Earlier this year, the senate passed the Treasury Laws Amendment (Combating Illegal Phoenixing) Bill 2019 through parliament.  The Bill, which was originally introduced in February 2019, and reintroduced in July 2019, presents new measures to combat Australia’s increasing illegal phoenix activity. In doing so, it amended the Corporations Act 2001, A New Tax System (Goods and Services) Act 1999 and the Taxation Administration Act 1953 from 1 April 2020.

Phoenix activity occurs where a new company is created to continue the business of an existing company. Typically, this will involve a company entering into a transaction with another related entity for the sale of its assets. This allows the business to continue, however the new company will not have any of the liabilities that the original business had, such as obligations to creditors, the ATO or employees. This activity becomes illegal where the old company is placed in liquidation after all assets have been transferred.

In seeking to curb this illegal activity, the Bill has introduced the following measures:

Creditor-defeating disposition

The Bill introduces new offences for creditor-defeating disposition. In doing so, it provides that a creditor-defeating disposition will be made out where:

  1. The consideration paid to the company for the relevant property was less than the lesser of:
    • The market value of the property; or
    • The best price that was reasonably obtainable for the property, having regard to the circumstances existing at that time.

2. The disposition has the effect of preventing the property from becoming available for the benefit of the company’s creditors in the winding-up of the company; or hindering, or significantly delaying that process.

Further, the Bill introduces criminal and civil penalties for company officers that fail to prevent the company from making creditor-defeating dispositions, or other persons that facilitate creditor defeating dispositions.

ASIC permitted to recover company property

ASIC will be entitled to order a person to:

  1. return to the company for distribution among creditors, any property that was transferred subsequent to the initial creditor-defeating disposition;
  2. Pay an amount equal to the benefit the person received from the creditor-defeating disposition;
  3. Transfer property that was purchased with the proceeds of sale of a creditor-defeating disposition.

Limitations on Director resignations

Directors will be prohibited from backdating resignations or ceasing to be a director if this would leave the company with no directors.

GST Liabilities

Under the A New Tax System (Goods and Services Tax) Act 1999 and Taxation Administration Act 1953, from 1 April 2020, the Commissioner of Taxation will be entitled to collect estimates of anticipated GST liabilities.
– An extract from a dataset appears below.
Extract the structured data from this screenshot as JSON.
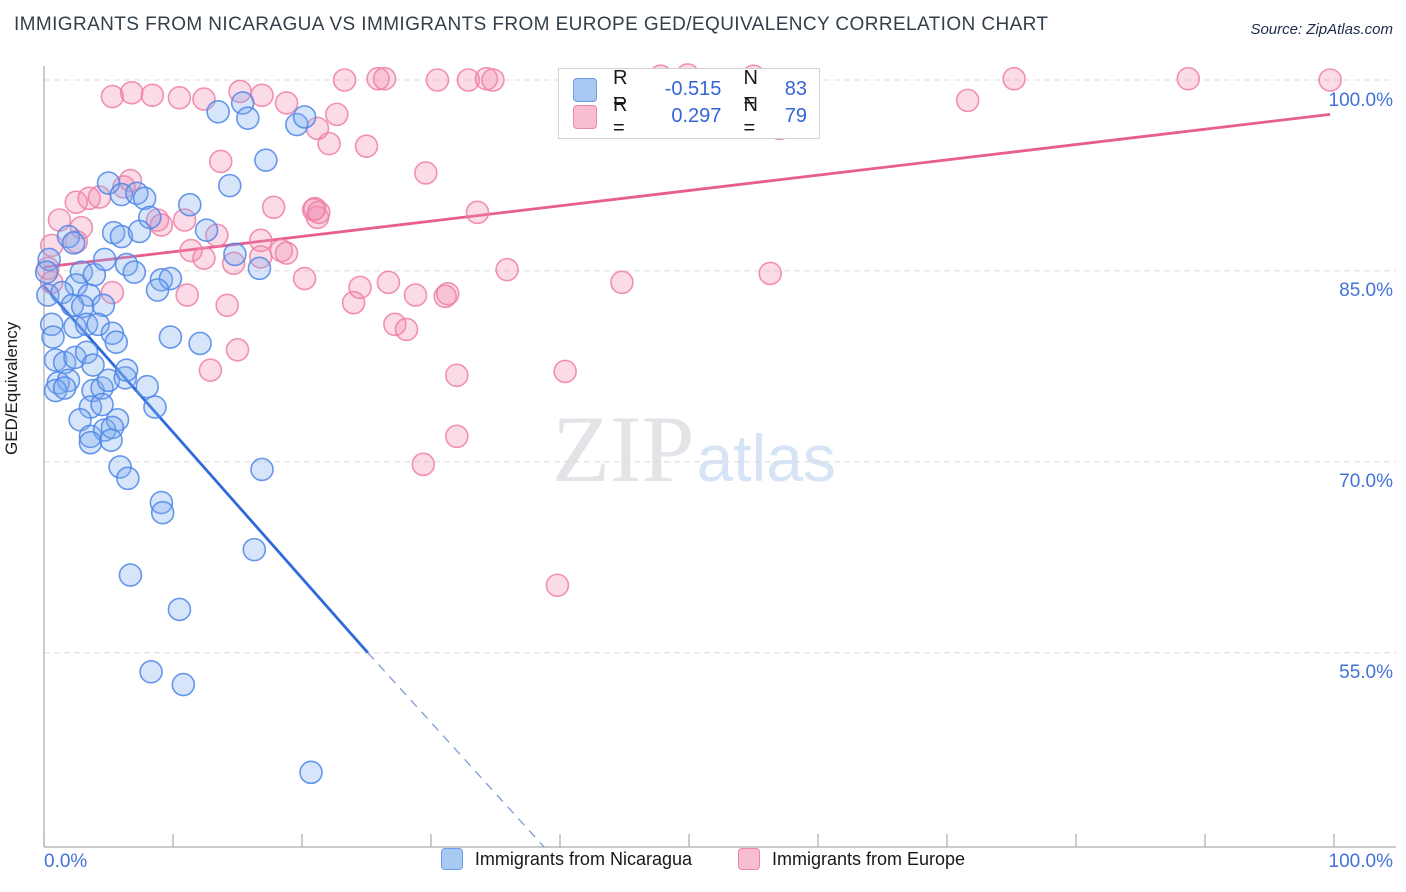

Company directors may also be made personally liable for their company’s unpaid GST, Luxury Car Tax and Wine Equalisation Tax liabilities in certain circumstances.

 Tax Refunds

The Bill will amend the Taxation Administration Act 1953 to enable the ATO to retain tax refunds where a taxpayer has failed to lodge a return or failed to provide other information that might affect the amount of a refund.

In delivering his second reading speech to Parliament, the Honourable Michael Sukkar, Assistant Treasurer and Minister for Housing, asserted that “this bill will give our regulators additional enforcement and regulatory tools to better detect and address illegal phoenix activity and, importantly, to prosecute or penalise directors and others who facilitate this illegal activity, such as unscrupulous pre-insolvency advisors.”